Muchos elementos de la estructura social entran en juego en este proceso: el viejo régimen político autoritario que se niega a morir y recurre a todo para mantener sus privilegios; el gran poder económico que expolia a la sociedad para mantener su acumulación; la especulación generalizada como forma de enriquecimiento rápido; las mafias organizadas para lucrar en y con la ilegalidad; la corrupción como herramienta política y económica; el empobrecimiento creciente derivado de una política económica que degrada el salario y aumenta el desempleo, aportando mano de obra barata a la delincuencia; un sistema educativo insuficiente e ineficiente, que no forma adecuadamente para el trabajo productivo, la vida colectiva solidaria y la transformación social; la falta de alternativas de futuro para muchos, y el alcohol y la droga como válvulas de escape; la cultura violenta difundida por los medios de comunicación masiva; y la ideología individualista que se rige por el lema de la mayor ganancia al menor costo, y lo justifica todo por el mercado.

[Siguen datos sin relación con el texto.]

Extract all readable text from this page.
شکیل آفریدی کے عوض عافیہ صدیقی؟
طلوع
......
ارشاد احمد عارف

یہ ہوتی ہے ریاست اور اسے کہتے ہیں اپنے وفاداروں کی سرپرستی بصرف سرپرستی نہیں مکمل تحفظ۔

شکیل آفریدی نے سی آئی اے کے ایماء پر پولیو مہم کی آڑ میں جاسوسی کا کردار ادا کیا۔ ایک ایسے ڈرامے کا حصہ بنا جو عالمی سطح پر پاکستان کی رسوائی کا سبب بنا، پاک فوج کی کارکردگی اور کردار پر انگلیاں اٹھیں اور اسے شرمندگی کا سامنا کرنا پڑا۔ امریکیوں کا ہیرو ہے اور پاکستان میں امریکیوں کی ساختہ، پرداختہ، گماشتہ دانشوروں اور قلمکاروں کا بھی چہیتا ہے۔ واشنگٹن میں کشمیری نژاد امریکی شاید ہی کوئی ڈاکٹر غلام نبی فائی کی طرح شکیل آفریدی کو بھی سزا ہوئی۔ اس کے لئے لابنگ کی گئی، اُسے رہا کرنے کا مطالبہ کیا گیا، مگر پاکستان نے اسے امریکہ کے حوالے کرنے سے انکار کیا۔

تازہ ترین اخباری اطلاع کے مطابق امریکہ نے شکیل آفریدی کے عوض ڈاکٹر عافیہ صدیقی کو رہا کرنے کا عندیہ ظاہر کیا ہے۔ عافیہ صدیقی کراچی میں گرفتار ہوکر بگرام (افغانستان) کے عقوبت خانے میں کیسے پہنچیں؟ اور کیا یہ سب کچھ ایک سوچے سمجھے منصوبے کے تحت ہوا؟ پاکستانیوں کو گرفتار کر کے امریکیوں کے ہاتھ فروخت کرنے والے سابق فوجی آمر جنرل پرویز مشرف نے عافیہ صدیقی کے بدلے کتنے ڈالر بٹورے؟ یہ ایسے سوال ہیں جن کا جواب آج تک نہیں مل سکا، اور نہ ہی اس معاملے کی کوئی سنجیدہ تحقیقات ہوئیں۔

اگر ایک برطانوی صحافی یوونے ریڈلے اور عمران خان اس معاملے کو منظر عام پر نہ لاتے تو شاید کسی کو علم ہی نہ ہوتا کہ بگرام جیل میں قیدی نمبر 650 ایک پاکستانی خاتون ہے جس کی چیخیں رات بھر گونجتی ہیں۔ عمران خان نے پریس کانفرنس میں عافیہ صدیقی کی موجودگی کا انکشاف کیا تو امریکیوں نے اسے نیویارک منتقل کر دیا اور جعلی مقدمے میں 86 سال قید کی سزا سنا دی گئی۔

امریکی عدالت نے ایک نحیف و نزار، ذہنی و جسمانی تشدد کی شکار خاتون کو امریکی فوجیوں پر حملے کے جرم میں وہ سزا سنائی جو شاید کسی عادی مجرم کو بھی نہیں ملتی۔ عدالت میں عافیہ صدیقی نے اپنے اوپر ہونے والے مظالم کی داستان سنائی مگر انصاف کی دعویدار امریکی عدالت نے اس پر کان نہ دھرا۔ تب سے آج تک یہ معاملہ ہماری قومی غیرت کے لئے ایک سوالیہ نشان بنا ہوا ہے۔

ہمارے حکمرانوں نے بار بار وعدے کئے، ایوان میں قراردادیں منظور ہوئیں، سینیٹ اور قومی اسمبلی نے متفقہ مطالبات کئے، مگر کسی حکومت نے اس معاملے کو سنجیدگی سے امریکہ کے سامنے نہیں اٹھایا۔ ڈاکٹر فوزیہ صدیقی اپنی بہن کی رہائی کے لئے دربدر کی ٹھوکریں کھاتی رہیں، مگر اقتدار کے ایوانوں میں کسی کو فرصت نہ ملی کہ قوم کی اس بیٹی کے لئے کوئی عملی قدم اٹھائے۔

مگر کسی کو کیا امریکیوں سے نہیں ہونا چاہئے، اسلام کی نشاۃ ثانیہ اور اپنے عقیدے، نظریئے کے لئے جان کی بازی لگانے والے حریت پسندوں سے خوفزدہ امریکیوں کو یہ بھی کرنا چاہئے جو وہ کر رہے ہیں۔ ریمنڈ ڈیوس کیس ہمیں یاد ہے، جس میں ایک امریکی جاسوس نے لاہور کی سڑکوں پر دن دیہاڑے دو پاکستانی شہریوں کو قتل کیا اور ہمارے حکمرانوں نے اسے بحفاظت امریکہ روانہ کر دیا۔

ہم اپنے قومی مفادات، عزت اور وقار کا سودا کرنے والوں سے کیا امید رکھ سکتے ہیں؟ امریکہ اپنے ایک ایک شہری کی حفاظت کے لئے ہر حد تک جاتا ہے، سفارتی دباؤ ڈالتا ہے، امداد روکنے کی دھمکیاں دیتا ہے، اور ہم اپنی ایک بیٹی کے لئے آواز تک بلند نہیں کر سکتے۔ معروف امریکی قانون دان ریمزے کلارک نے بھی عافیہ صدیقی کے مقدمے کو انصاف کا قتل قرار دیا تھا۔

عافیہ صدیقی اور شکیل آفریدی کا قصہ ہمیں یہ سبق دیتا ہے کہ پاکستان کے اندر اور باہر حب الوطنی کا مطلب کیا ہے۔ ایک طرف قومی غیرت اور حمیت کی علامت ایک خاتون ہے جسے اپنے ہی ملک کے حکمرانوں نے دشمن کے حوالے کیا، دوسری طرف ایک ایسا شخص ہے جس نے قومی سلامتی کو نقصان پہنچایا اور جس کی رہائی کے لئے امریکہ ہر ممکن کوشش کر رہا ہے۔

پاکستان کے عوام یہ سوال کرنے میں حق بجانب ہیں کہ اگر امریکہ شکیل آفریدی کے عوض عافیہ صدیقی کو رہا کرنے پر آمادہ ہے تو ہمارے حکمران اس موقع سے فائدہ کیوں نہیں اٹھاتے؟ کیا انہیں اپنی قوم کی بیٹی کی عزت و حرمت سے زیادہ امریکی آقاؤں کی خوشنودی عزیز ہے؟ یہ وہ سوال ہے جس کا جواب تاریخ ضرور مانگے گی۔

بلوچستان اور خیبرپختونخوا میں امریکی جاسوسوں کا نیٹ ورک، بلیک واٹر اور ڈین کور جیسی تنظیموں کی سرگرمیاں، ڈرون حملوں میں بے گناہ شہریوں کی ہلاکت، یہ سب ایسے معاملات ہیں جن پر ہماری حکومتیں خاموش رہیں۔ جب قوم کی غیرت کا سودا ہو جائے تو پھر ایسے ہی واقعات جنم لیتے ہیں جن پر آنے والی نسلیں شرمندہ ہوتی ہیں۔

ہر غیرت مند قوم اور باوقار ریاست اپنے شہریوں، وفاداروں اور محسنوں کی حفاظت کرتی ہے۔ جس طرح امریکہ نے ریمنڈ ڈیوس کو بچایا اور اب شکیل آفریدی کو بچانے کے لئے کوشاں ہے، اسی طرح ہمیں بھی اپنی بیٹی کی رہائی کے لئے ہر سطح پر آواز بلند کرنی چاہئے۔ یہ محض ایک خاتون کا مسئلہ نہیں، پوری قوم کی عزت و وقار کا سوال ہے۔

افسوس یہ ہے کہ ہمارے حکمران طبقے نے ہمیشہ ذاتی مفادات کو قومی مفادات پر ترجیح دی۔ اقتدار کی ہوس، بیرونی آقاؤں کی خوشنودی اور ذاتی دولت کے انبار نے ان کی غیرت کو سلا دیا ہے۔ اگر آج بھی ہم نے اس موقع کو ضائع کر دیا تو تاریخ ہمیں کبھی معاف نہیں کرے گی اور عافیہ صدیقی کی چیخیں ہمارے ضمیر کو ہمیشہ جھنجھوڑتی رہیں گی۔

La sociedad civil y sus organizaciones están obligadas a encontrar caminos democráticos para realizar los cambios económicos, sociales, políticos y culturales necesarios para revertir este proceso hacia la violencia, reformando al Estado para que sea su ejecutor. No debe permitir que sigamos por la misma senda que otros países hermanos han recorrido por décadas, pues hoy están atrapados en la violencia y sin salida.

Algo inaplazable es frenar la violencia contra los indígenas, devolver la paz a sus comunidades y establecer un Estado de derecho y una política económica que los saque del atraso y la opresión en que han vivido 500 años. Por ello, es obligación inaplazable del gobierno actual cumplir plenamente los Acuerdos de San Andrés Larráinzar.